I got a taster of the rivalry to come at Euro 2012 on Tuesday at peace process talks in Dublin between negotiators from Transnistria and Moldova. The backstory: In 1990, when the USSR disintegrated and Moldova moved towards independence, the community of Transnistria (population 550,000) broke away and formed their own independent region. A brief but bloody war followed – claiming about 500 lives – until a ceasefire was brokered in 1992.

Since then, Transnistria has been a virtual no-man's-land, recognised by no other country, boasting no international embassies or sports teams and bolstered only by the presence of the Russian Army. Moldova would like to subsume the territory but the Transnistrians aren't for going back into the fold,  fearful, among other matters, that the Romanian-speaking Moldovans – all 3.3 million of them – will force their language, culture and indentity on the Russian and Ukranian speaking Transnistrians.
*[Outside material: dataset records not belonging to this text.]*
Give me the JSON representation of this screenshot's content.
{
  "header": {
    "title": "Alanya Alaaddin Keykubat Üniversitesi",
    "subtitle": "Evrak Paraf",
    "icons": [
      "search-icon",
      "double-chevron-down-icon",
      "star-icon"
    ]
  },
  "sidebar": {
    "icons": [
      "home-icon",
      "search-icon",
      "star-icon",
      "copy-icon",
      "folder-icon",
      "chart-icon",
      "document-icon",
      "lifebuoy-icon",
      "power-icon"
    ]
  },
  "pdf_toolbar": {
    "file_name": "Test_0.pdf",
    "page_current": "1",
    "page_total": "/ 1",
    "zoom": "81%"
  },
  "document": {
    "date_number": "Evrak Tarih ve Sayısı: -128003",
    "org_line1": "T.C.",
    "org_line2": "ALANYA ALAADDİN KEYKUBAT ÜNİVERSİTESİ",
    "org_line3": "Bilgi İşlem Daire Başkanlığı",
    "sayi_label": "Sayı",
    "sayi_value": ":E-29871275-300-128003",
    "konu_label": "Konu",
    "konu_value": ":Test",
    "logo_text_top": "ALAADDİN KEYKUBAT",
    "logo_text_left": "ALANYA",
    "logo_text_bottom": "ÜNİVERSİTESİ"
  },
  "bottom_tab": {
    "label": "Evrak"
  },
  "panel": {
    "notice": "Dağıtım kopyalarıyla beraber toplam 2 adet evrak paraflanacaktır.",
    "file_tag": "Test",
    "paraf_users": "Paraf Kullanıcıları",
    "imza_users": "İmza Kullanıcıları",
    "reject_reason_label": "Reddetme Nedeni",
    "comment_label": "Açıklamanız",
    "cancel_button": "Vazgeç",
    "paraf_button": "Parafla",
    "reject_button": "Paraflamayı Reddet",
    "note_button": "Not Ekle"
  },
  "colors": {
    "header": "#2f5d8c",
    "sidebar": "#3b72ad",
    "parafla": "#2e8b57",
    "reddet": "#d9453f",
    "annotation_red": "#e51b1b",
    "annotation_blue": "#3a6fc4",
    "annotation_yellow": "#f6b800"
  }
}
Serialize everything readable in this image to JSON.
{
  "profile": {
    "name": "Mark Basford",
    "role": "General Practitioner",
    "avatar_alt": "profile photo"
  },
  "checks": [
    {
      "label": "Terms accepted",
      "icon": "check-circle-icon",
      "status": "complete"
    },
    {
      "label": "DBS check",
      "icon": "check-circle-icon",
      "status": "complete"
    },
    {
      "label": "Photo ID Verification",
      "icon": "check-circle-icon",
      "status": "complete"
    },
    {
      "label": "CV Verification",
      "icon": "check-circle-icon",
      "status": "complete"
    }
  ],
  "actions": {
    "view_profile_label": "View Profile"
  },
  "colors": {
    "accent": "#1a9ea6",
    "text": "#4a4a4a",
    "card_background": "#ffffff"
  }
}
There's more too it than that, of course, and the nature of the deliberations must remain confidential but suffice to say that the two teams of negotiators were at (polite) daggers drawn.

It probably won't be a diplomatic hanging offence to disclose that when Moldovan Deputy Prime Minister Carpov suggested comparisons with our own conflict weren't legitimate because there were no identity, religious or cultural differences between the people of Moldova and the people of Transnistria, the latter delegation laughed.

I have no idea where ‘right’ lies in this conflict, if indeed it can be said to lie more with one side than the other. However, here's the good news: the two sides aren't shooting at each other. Perhaps from this dialogue will come a modus vivendi which allows their people to prosper and be reconciled in the time ahead.

After all, as the Irish proverb has it: '’Ar scáth a chéile a mhaireann na daoine’ (‘We all live in each other's shelter’). And surely the estranged neighbours of Transnistria and Moldova should live more in each other's shelter than most.

MARCHING up the Falls Road on Sunday to demand the release of Marian Price from internment brought me back to the days when no Sunday was complete without a rights march up – or down  – the road. The biggest march I can remember wasn't during the hunger strikes  but after the assassination of Máire Drumm back in 1976. A republican leader, Máire was shot in her bed in the Mater Hospital. We trooped along the road at one point to be allowed the right to walk to City Hall. And when we finally won that battle in August 1993, loyalists were dispatched by faceless men to attack the home of Sinn Féin Councillor Bobby Lavery, shooting dead his son Seán.

I mention those milestones to recall the high price paid for the better society we have forged out of the pain of the conflict and also to serve notice to British consul Owen Paterson that we won't easily let him roll back the gains of the peace process.

Perhaps to remind ourselves (and Mr Paterson) of what was gained by those marching feet, we should erect a statue on the Falls Road to mark the thousands, indeed the hundreds of thousands, who stepped out for civil rights over the past four decades.

Next Tuesday, I hope you will join me at the Belfast Film Festival for the premiere of a new documentary made by the Belfast Media Group for TG4. ‘Cathair Ghonta’ (‘Wounded City’) tells the story of Belfast, its tears, trials and tribulations, over the past 100 years and is presented by young Andersonstown man Ainle Ó Cairealláin. The most poignant parts of the one-hour film deal with the terrible loss suffered by all our people during the 30-year war. And perhaps the most telling moment is when peace process hero Fr Gerry Reynolds describes how peace starts in the heart and with “communion” between people. The Moldovans and Transnistrians are travelling to Belfast this week for the second leg of their fact-finding visit; hopefully they'll get to Clonard to hear that vital peace message first-hand.